Cried in the Tub

Dear Diary,


I wrote my entry then started a bath. I got in the tub and just started to cry. I began to write letters to B in my head of how much I love him but how this isnt working. A heartfelt type of talk and imagining us talking through this. Its like B has challanges, he has things to work through, he cant be what I need, and for him he has basic needs to take care of before he can even figure out how to be a partner. Yes I get hurt at times, yet I also understand. Its weird having a deep love for a person so much so to see that it may not work out between you and that person but the love is still there. Its a strange feeling.


But then maybe it will change? Who knows.


But i cried, I got out and then had to help my son read. I didnt really want to do homework, but Im a mother, I have too. So we got the reading done and my phone voice mail went off on my cell. To my delight! Im thinking either B or Music dude? I rush over and hear a area code I dont recognize. It was my former domestic violence leader dude. I called him Sunday finally (after over a month of not returning his call) He said he is out of state, and will be back the 18th this month.


I guess I was a bit dissapointed. That it wasnt a voice I was really looking forward to hearing from.

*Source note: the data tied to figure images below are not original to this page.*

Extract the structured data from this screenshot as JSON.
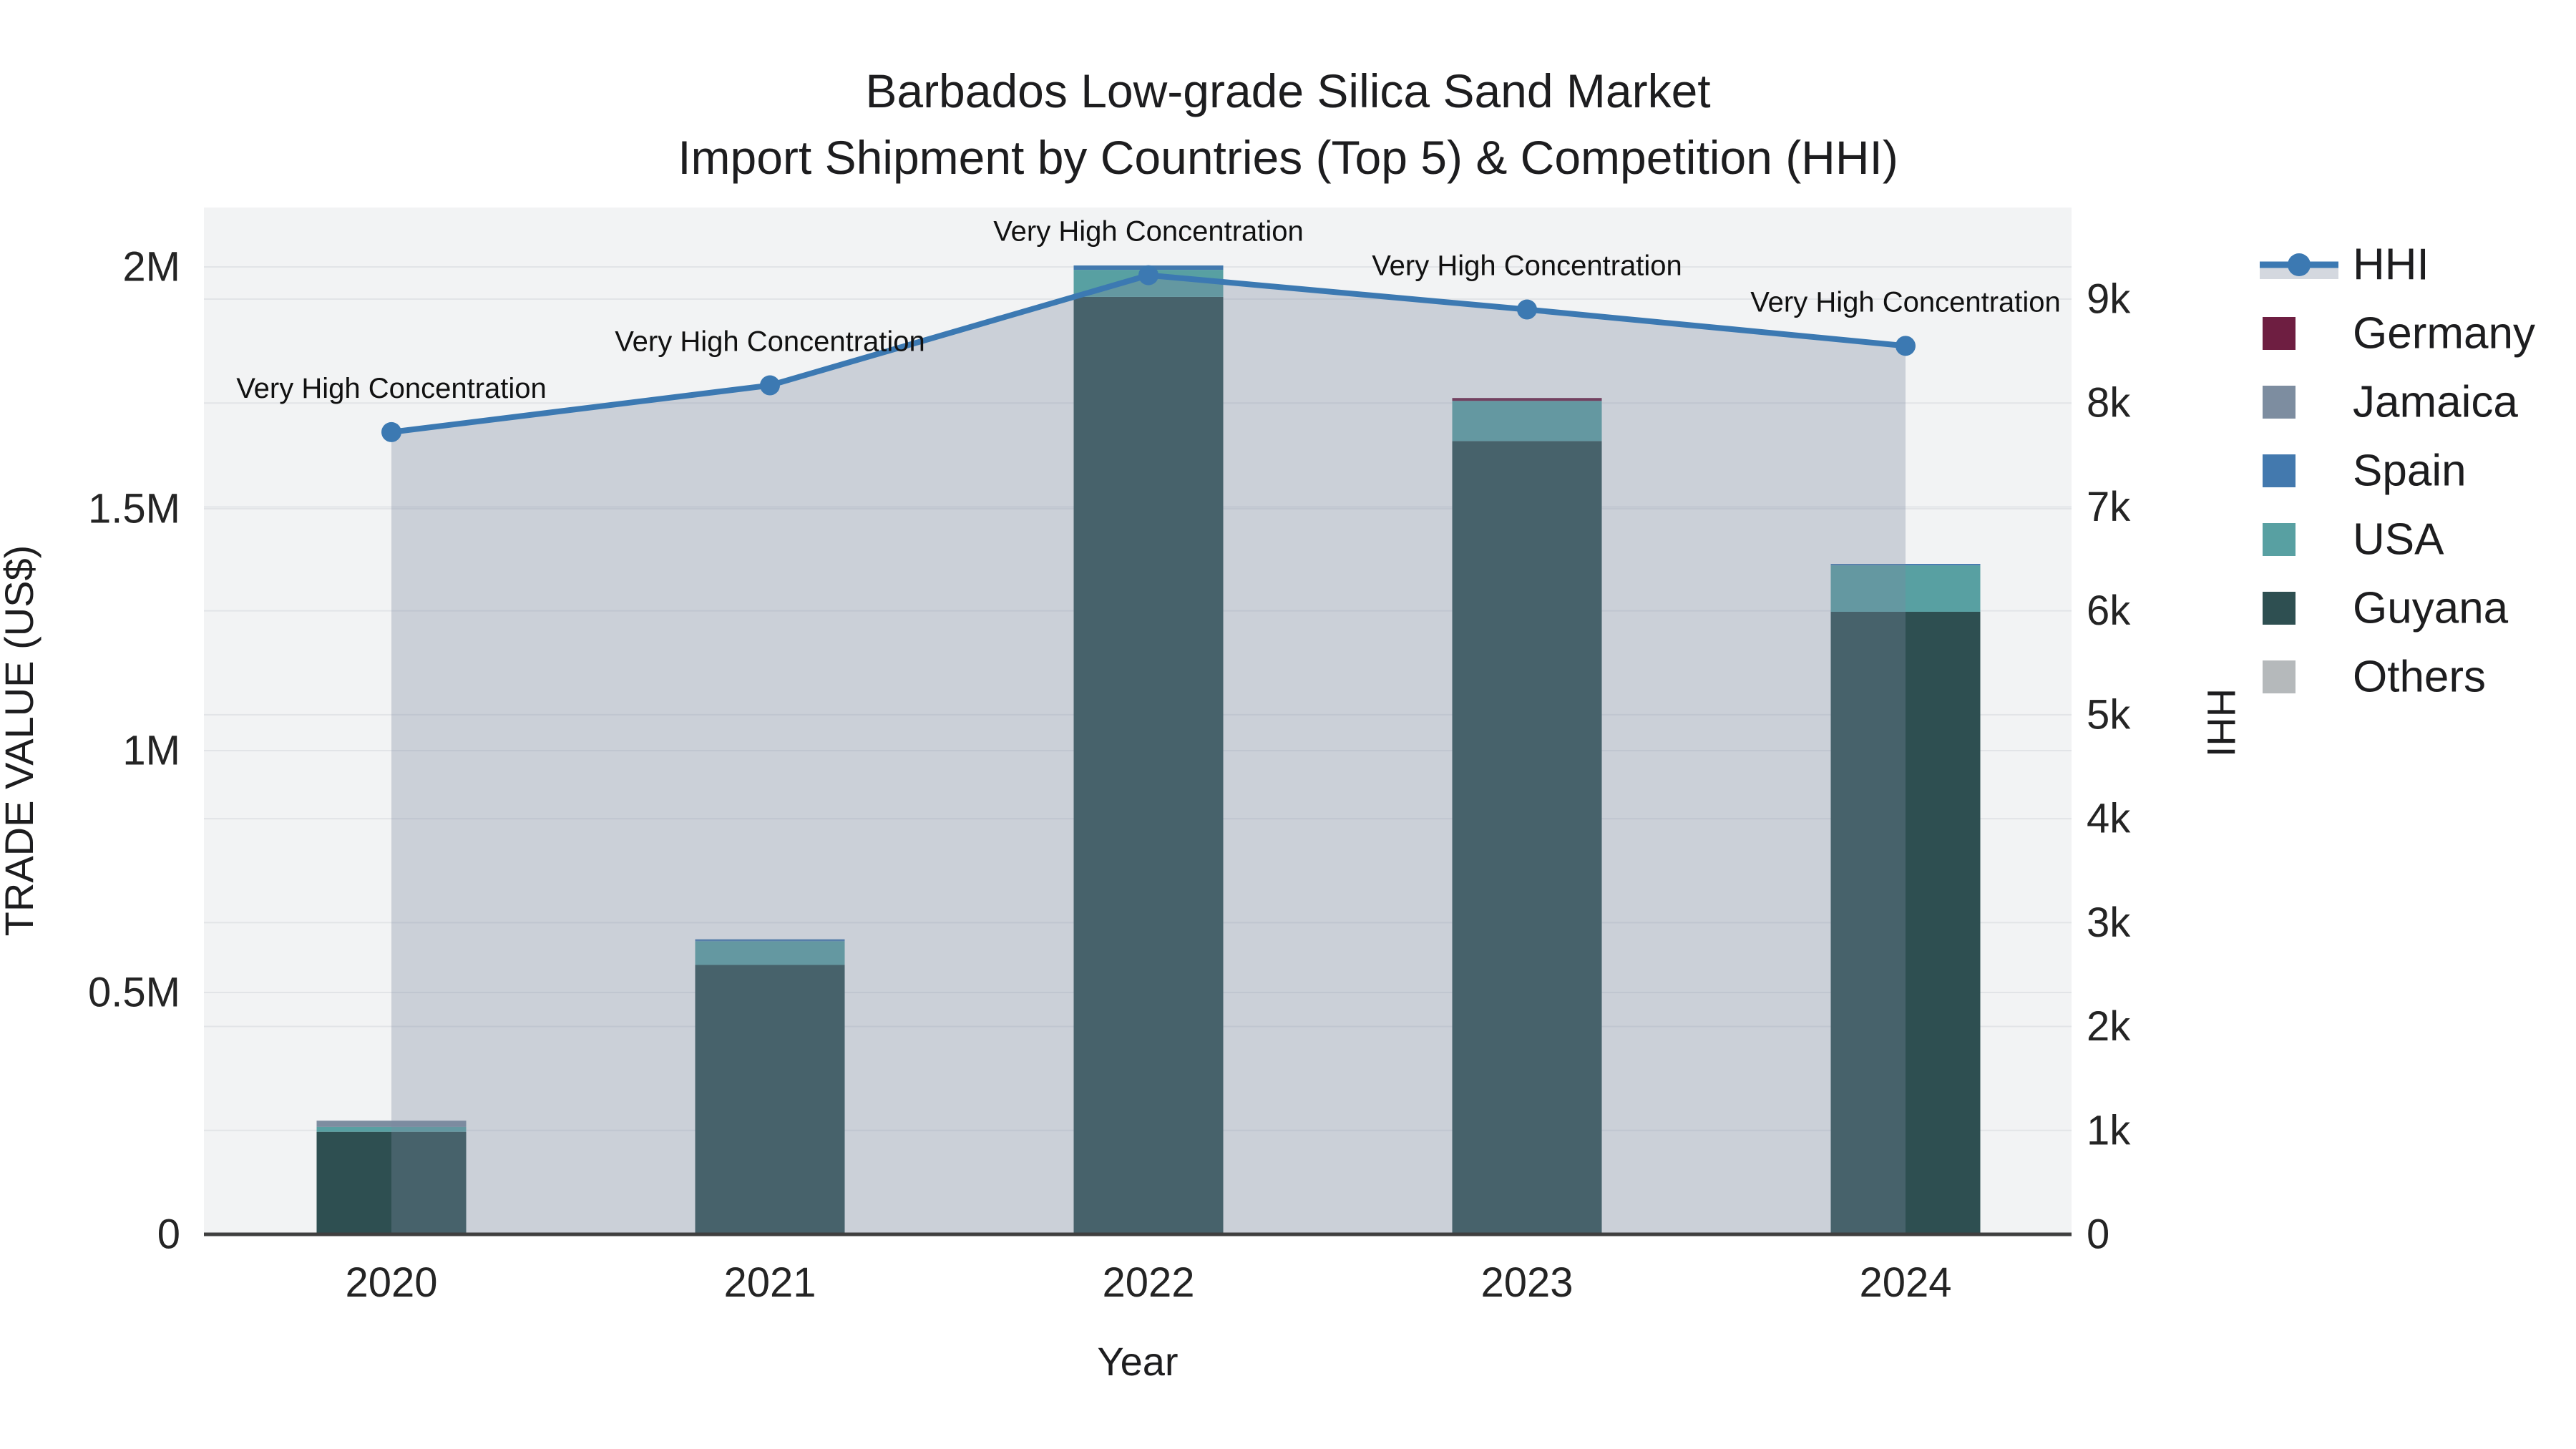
{
  "title": {
    "line1": "Barbados Low-grade Silica Sand Market",
    "line2": "Import Shipment by Countries (Top 5) & Competition (HHI)"
  },
  "chart_data": {
    "type": "bar+line",
    "categories": [
      "2020",
      "2021",
      "2022",
      "2023",
      "2024"
    ],
    "x_axis": {
      "title": "Year"
    },
    "y_left": {
      "title": "TRADE VALUE (US$)",
      "ticks": [
        {
          "label": "0",
          "value": 0
        },
        {
          "label": "0.5M",
          "value": 500000
        },
        {
          "label": "1M",
          "value": 1000000
        },
        {
          "label": "1.5M",
          "value": 1500000
        },
        {
          "label": "2M",
          "value": 2000000
        }
      ],
      "range": [
        0,
        2123000
      ]
    },
    "y_right": {
      "title": "HHI",
      "ticks": [
        {
          "label": "0",
          "value": 0
        },
        {
          "label": "1k",
          "value": 1000
        },
        {
          "label": "2k",
          "value": 2000
        },
        {
          "label": "3k",
          "value": 3000
        },
        {
          "label": "4k",
          "value": 4000
        },
        {
          "label": "5k",
          "value": 5000
        },
        {
          "label": "6k",
          "value": 6000
        },
        {
          "label": "7k",
          "value": 7000
        },
        {
          "label": "8k",
          "value": 8000
        },
        {
          "label": "9k",
          "value": 9000
        }
      ],
      "range": [
        0,
        9880
      ]
    },
    "bar_series": [
      {
        "name": "Germany",
        "color": "#6e1e41",
        "values": [
          0,
          0,
          0,
          6000,
          0
        ]
      },
      {
        "name": "Jamaica",
        "color": "#7d8da0",
        "values": [
          13000,
          0,
          0,
          0,
          0
        ]
      },
      {
        "name": "Spain",
        "color": "#4379ae",
        "values": [
          0,
          4000,
          9000,
          0,
          3000
        ]
      },
      {
        "name": "USA",
        "color": "#58a0a2",
        "values": [
          10000,
          49000,
          56000,
          83000,
          96000
        ]
      },
      {
        "name": "Guyana",
        "color": "#2e4f51",
        "values": [
          212000,
          557000,
          1938000,
          1640000,
          1287000
        ]
      },
      {
        "name": "Others",
        "color": "#b5b9bb",
        "values": [
          0,
          0,
          0,
          0,
          0
        ]
      }
    ],
    "stack_order": [
      "Others",
      "Guyana",
      "USA",
      "Spain",
      "Jamaica",
      "Germany"
    ],
    "line_series": {
      "name": "HHI",
      "color": "#3c79b2",
      "area_fill": "rgba(125,138,160,0.33)",
      "values": [
        7720,
        8170,
        9230,
        8900,
        8550
      ]
    },
    "annotations": [
      {
        "text": "Very High Concentration",
        "category": "2020"
      },
      {
        "text": "Very High Concentration",
        "category": "2021"
      },
      {
        "text": "Very High Concentration",
        "category": "2022"
      },
      {
        "text": "Very High Concentration",
        "category": "2023"
      },
      {
        "text": "Very High Concentration",
        "category": "2024"
      }
    ],
    "legend": {
      "entries": [
        "HHI",
        "Germany",
        "Jamaica",
        "Spain",
        "USA",
        "Guyana",
        "Others"
      ],
      "position": "right"
    },
    "colors": {
      "plot_background": "#f2f3f4",
      "gridline": "#e2e4e7",
      "axis_line": "#3f3f3f",
      "legend_band": "#d4d8df"
    }
  }
}
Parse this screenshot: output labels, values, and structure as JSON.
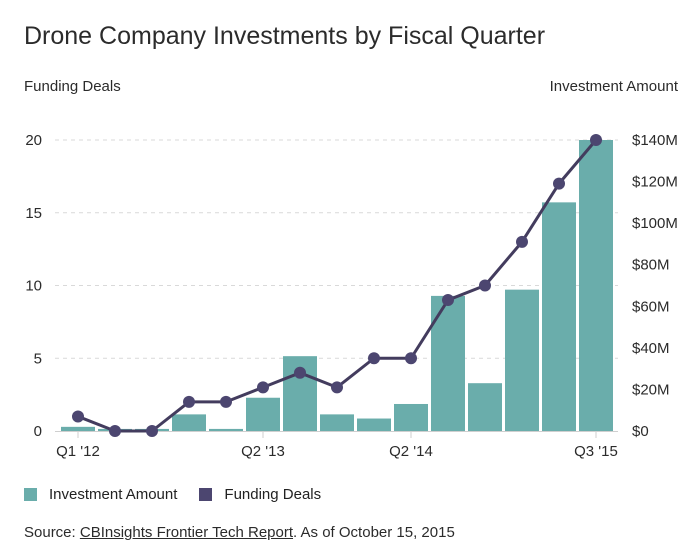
{
  "colors": {
    "bar": "#6aadab",
    "line": "#433c5e",
    "point": "#4c4670",
    "grid": "#d9d9d9"
  },
  "chart_data": {
    "type": "bar+line",
    "title": "Drone Company Investments by Fiscal Quarter",
    "ylabel_left": "Funding Deals",
    "ylabel_right": "Investment Amount",
    "categories": [
      "Q1 '12",
      "Q2 '12",
      "Q3 '12",
      "Q4 '12",
      "Q1 '13",
      "Q2 '13",
      "Q3 '13",
      "Q4 '13",
      "Q1 '14",
      "Q2 '14",
      "Q3 '14",
      "Q4 '14",
      "Q1 '15",
      "Q2 '15",
      "Q3 '15"
    ],
    "x_tick_labels": [
      "Q1 '12",
      "Q2 '13",
      "Q2 '14",
      "Q3 '15"
    ],
    "series": [
      {
        "name": "Investment Amount",
        "type": "bar",
        "axis": "right",
        "unit": "$M",
        "values": [
          2,
          1,
          1,
          8,
          1,
          16,
          36,
          8,
          6,
          13,
          65,
          23,
          68,
          110,
          140
        ]
      },
      {
        "name": "Funding Deals",
        "type": "line",
        "axis": "left",
        "values": [
          1,
          0,
          0,
          2,
          2,
          3,
          4,
          3,
          5,
          5,
          9,
          10,
          13,
          17,
          20
        ]
      }
    ],
    "ylim_left": [
      0,
      20
    ],
    "yticks_left": [
      "0",
      "5",
      "10",
      "15",
      "20"
    ],
    "ylim_right": [
      0,
      140
    ],
    "yticks_right": [
      "$0",
      "$20M",
      "$40M",
      "$60M",
      "$80M",
      "$100M",
      "$120M",
      "$140M"
    ],
    "grid": true,
    "legend": "bottom-left"
  },
  "legend": {
    "items": [
      "Investment Amount",
      "Funding Deals"
    ]
  },
  "source": {
    "prefix": "Source: ",
    "link_text": "CBInsights Frontier Tech Report",
    "suffix": ". As of October 15, 2015"
  }
}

Thanks C for your letter. I agree with what you say. I know its easy to just read me for others and say “Break up with B, you deserve more, blah blah blah” I know this, but as we all know it isnt so easy to do things when you are in them, its easy to look on as an outsider. So I just will do things in the time frame I see fit, so if you cant stand my sadness and whining. Well maybe check back in a month and see where I am? : )~


I do love you all, and appreciate your feedback, so dont think Im bugged by it.